A graph-theoretic approach to an exercise concerning the simplicial homology

   Part a of Exercise 16.7 in Topology - Huynh Quang Vu asks students to consider a simplicial complex X and prove that if the underlying space |X| is connected, then the homology group H_0(X) is isomorphic to the additive group of integers. In particular, this homology group can be viewed as the free abelian group generated by any vertex v of X. 

   To solve this problem, first, let v(1), v(2), ..., v(n) be all vertices of X. Consider a graph G with vertex set V = {v(1), v(2), ..., v(n)} such that two vertices are adjacent if and only if they are connected by an edge (or equivalently a one-dimensional simplex) in X. Since the underlying space |X| is connected, the graph G must also be connected (and finite). Therefore, it has a spanning tree T. We will work with this spanning tree in order to determine the image of the mapping considered in the homology. 

   Now, back to the homology group H_0(X) = Ker(\partial_0)/Im(\partial_1), since the "next" group in the chain after S_0 is obviously the trivial group, it can be seen that Ker(\partial_0) must be S_0 itself, which is isomorphic to Z^n. The difficulties lie on Im(\partial_1). Since the value on each (directed) edge (v(i), v(j)) is v(j) - v(i), which means that the sum of the coefficients corresponding to all the n vertices is zero, we conclude that Im(\partial_1) must be a subgroup of the subgroup of Z^n consisting of all points whose sum of coordinates is zero. More precisely, we are consider the subgroup of Z^n consisting of all n-tuples of integers (k(1), k(2), ..., k(n)) satisfying k(1) + k(2) + ... + k(n) = 0. But is every such n-tuple an element of Im(\partial_1)? This is where the spanning tree works. 
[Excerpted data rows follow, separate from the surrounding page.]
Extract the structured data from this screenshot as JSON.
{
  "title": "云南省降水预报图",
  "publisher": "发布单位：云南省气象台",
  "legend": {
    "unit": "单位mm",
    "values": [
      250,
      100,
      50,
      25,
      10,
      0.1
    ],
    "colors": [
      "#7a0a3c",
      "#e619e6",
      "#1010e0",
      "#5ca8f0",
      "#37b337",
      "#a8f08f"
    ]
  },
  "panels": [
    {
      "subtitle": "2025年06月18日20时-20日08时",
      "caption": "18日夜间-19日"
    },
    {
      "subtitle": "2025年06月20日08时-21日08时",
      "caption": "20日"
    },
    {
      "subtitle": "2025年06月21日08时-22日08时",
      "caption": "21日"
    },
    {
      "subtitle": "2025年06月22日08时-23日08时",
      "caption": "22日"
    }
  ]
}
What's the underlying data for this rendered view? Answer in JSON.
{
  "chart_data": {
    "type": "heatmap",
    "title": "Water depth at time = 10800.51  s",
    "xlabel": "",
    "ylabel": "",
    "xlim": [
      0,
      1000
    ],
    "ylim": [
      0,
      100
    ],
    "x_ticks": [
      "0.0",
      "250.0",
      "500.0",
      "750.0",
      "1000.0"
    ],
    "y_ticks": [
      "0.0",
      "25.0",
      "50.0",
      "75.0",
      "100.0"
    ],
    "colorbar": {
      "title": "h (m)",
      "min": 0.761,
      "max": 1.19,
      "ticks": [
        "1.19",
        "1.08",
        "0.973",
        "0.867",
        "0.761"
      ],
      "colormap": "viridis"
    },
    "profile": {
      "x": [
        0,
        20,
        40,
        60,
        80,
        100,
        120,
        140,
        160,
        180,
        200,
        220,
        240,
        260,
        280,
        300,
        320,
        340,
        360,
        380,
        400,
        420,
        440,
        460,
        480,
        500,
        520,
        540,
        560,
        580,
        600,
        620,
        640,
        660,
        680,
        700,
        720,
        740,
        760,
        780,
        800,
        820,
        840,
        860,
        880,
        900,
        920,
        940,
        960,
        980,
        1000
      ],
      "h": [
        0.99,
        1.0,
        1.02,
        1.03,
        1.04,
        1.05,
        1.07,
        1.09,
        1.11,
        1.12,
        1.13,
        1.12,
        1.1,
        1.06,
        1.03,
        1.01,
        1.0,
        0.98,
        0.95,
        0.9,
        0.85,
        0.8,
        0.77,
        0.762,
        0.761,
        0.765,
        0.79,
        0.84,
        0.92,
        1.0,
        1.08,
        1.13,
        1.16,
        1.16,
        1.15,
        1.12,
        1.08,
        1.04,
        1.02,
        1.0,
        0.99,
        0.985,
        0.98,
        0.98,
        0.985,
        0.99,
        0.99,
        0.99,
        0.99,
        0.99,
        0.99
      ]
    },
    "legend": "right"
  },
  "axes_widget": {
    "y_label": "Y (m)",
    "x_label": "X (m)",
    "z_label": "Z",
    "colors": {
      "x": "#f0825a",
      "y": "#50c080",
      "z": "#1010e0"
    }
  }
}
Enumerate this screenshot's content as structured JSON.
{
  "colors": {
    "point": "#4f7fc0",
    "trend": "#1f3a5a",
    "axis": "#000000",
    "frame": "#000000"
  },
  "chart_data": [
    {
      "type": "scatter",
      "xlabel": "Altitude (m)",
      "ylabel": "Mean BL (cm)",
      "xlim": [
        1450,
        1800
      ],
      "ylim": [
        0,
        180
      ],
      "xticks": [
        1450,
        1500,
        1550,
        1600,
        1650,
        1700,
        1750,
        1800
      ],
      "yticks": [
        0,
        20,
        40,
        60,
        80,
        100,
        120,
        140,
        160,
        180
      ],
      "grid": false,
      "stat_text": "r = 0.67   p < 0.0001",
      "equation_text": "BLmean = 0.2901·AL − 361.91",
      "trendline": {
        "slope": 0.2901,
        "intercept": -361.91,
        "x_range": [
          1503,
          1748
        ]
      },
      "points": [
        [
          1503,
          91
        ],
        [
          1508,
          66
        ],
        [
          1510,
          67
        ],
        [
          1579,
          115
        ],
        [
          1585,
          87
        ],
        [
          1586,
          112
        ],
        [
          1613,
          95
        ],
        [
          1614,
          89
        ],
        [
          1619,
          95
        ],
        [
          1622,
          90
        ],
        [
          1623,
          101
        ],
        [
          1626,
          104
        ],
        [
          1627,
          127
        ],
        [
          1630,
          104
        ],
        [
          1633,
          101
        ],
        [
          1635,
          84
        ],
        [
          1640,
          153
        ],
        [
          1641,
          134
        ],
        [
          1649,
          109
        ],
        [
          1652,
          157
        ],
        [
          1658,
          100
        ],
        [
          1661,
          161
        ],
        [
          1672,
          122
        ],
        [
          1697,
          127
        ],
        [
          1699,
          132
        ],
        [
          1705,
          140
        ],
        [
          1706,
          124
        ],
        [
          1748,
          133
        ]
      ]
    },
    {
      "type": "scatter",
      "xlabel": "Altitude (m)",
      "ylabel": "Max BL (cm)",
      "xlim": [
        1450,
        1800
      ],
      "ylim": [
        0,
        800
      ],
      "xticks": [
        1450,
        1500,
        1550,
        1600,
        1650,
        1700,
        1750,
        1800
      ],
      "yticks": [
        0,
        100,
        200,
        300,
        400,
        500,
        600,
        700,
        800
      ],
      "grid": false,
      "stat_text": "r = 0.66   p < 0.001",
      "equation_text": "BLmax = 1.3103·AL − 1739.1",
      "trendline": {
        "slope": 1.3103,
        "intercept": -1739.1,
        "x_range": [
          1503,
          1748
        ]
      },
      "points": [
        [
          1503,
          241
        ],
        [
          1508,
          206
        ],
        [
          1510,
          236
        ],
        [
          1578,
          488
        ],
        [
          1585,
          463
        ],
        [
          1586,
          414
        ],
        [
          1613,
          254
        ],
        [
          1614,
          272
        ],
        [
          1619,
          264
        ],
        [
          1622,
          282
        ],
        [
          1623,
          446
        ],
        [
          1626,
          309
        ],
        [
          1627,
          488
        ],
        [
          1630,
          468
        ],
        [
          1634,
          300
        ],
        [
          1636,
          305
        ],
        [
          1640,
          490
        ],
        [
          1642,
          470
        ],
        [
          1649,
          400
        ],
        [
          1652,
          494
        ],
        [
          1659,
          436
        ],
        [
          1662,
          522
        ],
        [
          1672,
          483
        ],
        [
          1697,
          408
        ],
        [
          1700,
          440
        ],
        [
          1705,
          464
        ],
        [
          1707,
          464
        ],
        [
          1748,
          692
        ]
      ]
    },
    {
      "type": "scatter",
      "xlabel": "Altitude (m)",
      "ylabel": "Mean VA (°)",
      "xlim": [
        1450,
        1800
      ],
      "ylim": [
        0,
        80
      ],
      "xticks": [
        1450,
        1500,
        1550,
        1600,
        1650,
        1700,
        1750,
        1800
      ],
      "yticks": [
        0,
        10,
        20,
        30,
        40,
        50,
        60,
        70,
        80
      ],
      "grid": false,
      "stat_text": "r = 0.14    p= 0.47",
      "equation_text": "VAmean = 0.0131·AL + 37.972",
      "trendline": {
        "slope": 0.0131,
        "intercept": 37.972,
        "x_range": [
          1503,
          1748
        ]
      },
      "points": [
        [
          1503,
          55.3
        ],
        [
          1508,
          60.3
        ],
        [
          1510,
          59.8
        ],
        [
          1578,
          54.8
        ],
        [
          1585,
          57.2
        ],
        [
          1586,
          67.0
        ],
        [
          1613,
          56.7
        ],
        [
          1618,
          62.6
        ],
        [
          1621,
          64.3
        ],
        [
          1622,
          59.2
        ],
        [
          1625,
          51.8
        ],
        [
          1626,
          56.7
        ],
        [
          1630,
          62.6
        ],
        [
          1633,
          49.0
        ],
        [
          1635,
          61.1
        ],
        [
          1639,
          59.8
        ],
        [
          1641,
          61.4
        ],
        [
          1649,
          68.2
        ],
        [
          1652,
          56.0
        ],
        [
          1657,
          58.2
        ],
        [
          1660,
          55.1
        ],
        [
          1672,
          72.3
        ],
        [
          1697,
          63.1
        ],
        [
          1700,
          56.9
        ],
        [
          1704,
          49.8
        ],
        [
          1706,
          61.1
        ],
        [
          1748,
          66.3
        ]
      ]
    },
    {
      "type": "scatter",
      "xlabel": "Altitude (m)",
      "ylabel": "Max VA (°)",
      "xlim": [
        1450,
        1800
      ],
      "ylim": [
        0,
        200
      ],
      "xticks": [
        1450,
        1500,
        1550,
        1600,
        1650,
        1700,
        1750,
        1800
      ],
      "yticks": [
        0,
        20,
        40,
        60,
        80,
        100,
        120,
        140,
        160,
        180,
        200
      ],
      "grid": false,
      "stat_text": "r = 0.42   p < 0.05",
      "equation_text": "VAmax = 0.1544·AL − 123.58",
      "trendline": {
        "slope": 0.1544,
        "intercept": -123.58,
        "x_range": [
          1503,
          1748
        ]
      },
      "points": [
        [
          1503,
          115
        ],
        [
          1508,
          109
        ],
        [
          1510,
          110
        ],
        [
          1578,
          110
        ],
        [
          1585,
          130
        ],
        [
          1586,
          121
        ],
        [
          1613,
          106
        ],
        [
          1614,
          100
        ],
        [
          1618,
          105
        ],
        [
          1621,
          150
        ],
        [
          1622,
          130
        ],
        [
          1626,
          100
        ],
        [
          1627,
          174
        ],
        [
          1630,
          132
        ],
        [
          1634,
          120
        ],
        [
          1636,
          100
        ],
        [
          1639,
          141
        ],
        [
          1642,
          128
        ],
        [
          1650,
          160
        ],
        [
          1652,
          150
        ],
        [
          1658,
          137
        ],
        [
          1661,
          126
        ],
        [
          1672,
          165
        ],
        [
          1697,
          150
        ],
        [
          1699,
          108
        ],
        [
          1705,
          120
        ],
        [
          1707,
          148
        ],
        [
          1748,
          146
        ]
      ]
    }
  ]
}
   Consider an arbitrary n-tuple (k(1), k(2),  ..., k(n)) satisfying k(1) + k(2) + ... + k(n) = 0. Set S = 0. Pick an index i such that the degree of v(i) in T is exactly one. Assume that v(i) is only adjacent to v(j) in T, we set S := S + k(i)(v(i) - v(j)) and k(j) := k(j) + k(i). Remove v(i) from T, we again obtain a tree with exactly n - 1 vertices.    

   Moreover, after such algorithms, we again obtain a new (n-1)-tuple (k(1), k(2), ..., k(i - 1), k(i + 1), k(i + 2), ..., k(n)). The sum of these n - 1 numbers is again zero, thus the previously. mentioned steps can be repeated. again in a new setting. with a smaller number of vertices. After running this algorithm n times, S becomes k(1)v(1) + k(2)v(2) + ... + k(n)v(n), which is the desired element. 

   Therefore, Im(\partial_1) is the subgroup of Z^n consisting of all n-tuples of integers (k(1), k(2), ..., k(n)) satisfying k(1) + k(2) + ... + k(n) = 0. As a result, H_0(X) = Ker(\partial_0)/Im(\partial_1) is isomorphic to the additive group of integers.